1
votes

I have pulled data from Google Analytics into several Big Query tables. Google Analytics limits the numbers of dimensions to 7 and the number of metrics to 10.

I have three tables, each with the same 7 dimensions. I have a total of 30 metrics (10 in each table).

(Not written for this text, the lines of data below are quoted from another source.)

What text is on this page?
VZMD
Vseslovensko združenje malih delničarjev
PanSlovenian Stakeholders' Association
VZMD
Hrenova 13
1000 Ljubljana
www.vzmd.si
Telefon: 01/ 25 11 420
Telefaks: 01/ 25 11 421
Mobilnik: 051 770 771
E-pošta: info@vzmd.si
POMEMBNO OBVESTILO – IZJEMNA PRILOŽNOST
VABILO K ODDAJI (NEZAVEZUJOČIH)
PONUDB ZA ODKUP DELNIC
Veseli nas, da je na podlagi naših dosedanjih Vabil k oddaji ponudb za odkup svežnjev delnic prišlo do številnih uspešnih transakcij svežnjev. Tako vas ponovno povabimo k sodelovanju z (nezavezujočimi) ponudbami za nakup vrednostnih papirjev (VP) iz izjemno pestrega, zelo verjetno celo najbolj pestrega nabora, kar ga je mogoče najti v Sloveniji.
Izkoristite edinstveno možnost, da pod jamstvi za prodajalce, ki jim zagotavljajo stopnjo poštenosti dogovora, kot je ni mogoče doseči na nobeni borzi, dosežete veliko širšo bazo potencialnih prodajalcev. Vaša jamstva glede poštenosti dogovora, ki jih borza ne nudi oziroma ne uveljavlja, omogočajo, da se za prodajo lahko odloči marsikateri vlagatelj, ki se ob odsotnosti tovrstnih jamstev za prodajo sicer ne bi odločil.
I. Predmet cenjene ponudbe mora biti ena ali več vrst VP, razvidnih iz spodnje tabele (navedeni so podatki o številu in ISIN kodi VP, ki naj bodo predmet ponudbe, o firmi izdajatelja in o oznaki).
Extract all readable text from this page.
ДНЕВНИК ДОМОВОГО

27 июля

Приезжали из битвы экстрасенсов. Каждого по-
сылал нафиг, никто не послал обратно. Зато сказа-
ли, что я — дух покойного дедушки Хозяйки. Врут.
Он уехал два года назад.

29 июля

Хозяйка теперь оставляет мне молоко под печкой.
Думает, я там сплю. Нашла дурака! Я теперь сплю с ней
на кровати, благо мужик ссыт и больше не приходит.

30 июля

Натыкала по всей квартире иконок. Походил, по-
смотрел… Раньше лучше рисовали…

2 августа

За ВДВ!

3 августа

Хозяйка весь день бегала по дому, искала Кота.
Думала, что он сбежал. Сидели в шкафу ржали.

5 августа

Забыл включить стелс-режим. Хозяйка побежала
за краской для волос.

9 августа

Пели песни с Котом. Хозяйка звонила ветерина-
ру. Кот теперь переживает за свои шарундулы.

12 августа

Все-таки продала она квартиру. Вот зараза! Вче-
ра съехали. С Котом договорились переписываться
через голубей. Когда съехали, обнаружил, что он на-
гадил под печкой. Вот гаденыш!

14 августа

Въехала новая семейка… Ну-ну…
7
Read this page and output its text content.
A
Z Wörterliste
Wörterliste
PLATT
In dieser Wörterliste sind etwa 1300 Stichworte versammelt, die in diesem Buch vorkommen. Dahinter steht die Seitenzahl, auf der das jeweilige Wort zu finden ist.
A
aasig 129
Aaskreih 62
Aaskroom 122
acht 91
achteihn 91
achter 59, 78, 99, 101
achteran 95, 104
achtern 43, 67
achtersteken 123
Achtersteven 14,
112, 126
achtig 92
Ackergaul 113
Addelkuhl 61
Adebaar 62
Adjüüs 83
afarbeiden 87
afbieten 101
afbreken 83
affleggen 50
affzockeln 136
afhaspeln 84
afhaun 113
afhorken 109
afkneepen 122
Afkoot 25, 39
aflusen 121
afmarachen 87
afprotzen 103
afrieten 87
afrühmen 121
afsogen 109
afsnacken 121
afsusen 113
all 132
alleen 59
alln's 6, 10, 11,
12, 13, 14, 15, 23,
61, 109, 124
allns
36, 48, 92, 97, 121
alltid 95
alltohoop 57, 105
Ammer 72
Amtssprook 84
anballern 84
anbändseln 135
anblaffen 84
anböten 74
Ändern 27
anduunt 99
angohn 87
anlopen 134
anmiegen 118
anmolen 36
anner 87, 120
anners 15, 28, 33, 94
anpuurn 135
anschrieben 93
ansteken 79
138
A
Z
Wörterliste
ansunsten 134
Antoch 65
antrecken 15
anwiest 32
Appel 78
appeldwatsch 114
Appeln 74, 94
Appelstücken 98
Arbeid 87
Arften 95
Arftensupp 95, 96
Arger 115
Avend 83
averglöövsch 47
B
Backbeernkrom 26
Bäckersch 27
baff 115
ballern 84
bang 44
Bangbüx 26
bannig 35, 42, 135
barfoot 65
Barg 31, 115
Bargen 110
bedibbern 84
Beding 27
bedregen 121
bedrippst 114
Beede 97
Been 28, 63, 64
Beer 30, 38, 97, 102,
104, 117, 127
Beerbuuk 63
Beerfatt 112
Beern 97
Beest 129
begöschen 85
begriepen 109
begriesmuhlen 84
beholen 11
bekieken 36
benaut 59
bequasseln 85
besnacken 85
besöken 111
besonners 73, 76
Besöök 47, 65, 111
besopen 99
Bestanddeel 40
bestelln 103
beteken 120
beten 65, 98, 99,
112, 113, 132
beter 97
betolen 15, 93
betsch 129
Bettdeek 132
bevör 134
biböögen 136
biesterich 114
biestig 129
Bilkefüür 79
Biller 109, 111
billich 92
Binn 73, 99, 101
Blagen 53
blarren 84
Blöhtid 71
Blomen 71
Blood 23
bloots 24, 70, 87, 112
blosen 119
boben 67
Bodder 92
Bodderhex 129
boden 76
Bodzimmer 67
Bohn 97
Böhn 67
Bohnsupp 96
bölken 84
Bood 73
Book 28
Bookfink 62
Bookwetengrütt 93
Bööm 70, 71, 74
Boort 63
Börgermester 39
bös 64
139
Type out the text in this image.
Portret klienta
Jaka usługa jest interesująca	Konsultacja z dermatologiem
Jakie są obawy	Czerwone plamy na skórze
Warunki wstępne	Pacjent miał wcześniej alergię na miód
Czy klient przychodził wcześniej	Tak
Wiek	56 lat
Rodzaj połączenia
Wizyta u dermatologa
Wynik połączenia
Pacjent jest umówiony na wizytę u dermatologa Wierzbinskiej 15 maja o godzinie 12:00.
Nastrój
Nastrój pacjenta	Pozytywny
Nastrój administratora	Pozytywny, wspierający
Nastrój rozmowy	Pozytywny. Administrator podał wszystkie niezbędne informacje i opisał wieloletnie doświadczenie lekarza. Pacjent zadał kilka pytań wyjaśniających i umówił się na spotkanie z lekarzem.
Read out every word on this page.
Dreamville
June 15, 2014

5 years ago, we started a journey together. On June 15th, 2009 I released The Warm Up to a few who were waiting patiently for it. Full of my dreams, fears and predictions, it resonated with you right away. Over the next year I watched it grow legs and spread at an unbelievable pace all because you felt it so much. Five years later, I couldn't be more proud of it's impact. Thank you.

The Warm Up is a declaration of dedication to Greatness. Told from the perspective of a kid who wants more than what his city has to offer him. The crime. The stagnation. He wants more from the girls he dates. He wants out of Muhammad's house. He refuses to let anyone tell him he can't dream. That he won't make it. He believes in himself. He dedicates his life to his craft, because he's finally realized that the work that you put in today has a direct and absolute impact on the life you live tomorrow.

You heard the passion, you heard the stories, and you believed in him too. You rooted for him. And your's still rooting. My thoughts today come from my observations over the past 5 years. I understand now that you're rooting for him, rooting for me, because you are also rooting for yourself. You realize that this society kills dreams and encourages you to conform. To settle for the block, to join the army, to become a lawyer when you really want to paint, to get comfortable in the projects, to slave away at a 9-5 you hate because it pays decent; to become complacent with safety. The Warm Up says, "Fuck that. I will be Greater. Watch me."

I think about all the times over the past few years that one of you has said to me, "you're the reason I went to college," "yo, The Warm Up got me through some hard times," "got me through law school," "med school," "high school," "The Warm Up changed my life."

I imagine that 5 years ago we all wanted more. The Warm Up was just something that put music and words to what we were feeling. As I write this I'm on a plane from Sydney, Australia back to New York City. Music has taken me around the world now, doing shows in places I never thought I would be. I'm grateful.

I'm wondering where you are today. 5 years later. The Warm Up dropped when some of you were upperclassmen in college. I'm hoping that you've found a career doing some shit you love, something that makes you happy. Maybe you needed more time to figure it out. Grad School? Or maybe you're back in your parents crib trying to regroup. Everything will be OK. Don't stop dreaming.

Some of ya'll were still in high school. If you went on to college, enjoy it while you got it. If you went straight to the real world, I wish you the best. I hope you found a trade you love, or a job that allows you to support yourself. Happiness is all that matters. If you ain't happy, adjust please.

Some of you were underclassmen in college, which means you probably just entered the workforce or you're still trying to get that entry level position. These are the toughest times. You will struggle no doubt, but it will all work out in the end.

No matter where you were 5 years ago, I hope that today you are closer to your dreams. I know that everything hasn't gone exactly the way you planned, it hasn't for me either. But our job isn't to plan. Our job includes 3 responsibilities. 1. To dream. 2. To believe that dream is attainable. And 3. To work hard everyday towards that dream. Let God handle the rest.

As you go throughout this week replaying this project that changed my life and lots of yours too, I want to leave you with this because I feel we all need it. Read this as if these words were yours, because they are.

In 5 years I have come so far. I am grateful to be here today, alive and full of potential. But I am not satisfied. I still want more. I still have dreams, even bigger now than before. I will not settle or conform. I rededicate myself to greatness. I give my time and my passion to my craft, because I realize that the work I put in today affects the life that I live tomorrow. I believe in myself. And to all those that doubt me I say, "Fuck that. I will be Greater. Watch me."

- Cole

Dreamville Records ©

How do I combine these tables into one table? JOIN or UNION doesn't seem to be the correct way of doing this, as all of the 'dimensions' have the same names, and I don't want to append additional row; basically just add 20 additional columns to the first table based on the dimension 'keys'?

2
Some (simplified) sample data and desired results would help. Do the tables overlap? How do you combine the metrics when they do? - Gordon Linoff
@J.Ayo Thanks for your question. If you're satisfied with the answer - it would be great if you'll mark any answer as correct. If you still need some answer improvements - feel free to ask. - Stas Buzuluk

2 Answers

1
votes

If I understood you correct you have the following:

Table 1 (only 3 samples here, instead of 10):

SELECT 'metric_name_1' as metric_name, 
       'val_1' as dim_1, 
       'val_2' as dim_2, 
       'val_3' as dim_3,
       'val_4' as dim_4, 
       'val_5' as dim_5, 
       'val_6' as dim_6, 
       'val_7' as dim_7
 UNION ALL 
 SELECT 'metric_name_2', 
        'val_8', 
        'val_9',
        'val_10', 
        'val_11', 
        'val_12', 
        'val_13', 
        'val_14'
 UNION ALL 
 SELECT 'metric_name_3',
        'val_15',
        'val_16', 
        'val_17', 
        'val_18', 
        'val_19',
        'val_20',
        'val_21'

First table screenshot

And the second table:

SELECT 'metric_name_4' as metric_name, 
       'val_22' as dim_1, 
       'val_23' as dim_2, 
       'val_24' as dim_3,
       'val_25' as dim_4, 
       'val_26' as dim_5, 
       'val_27' as dim_6, 
       'val_28' as dim_7
UNION ALL 
SELECT 'metric_name_5', 
       'val_29', 
       'val_30',
       'val_31', 
       'val_32', 
       'val_33', 
       'val_34', 
       'val_35'
UNION ALL 
SELECT 'metric_name_6',
       'val_36',
       'val_37', 
       'val_38', 
       'val_39', 
       'val_40',
       'val_41',
       'val_42'

Second table screenshot

And from this, you want to receive a table like this:

Resulting table

It's not too trivial and may be achieved in two steps:

resulting_join as (select first_table,second_table  from first_table join second_table on True)
SELECT * EXCEPT (pos, pos_1)
FROM (
  SELECT *, ROW_NUMBER() OVER (PARTITION BY first_table.metric_name) AS pos, 
            ROW_NUMBER() OVER (PARTITION BY second_table.metric_name) AS pos_1,
  FROM resulting_join
)
WHERE pos = pos_1

I think that it's much better to just use UNION ALL in such cases and add new rows. Hope it helped - if you'll need some further explanation - I'll be glad to respond.

0
votes

I think you want full join:

select dim1, dim2, dim3, dim4, dim5, dim6, dim7,
       t1.* except (dim1, dim2, dim3, dim4, dim5, dim6, dim7),
       t2.* except (dim1, dim2, dim3, dim4, dim5, dim6, dim7),
       t3.* except (dim1, dim2, dim3, dim4, dim5, dim6, dim7)
from t1 full join
     t2
     using (dim1, dim2, dim3, dim4, dim5, dim6, dim7) full join
     t3
     using (dim1, dim2, dim3, dim4, dim5, dim6, dim7);

This assumes that the metrics have different names and the tables have only dimensions and metrics.

If all tables have the same dimensions, you can use inner join instead.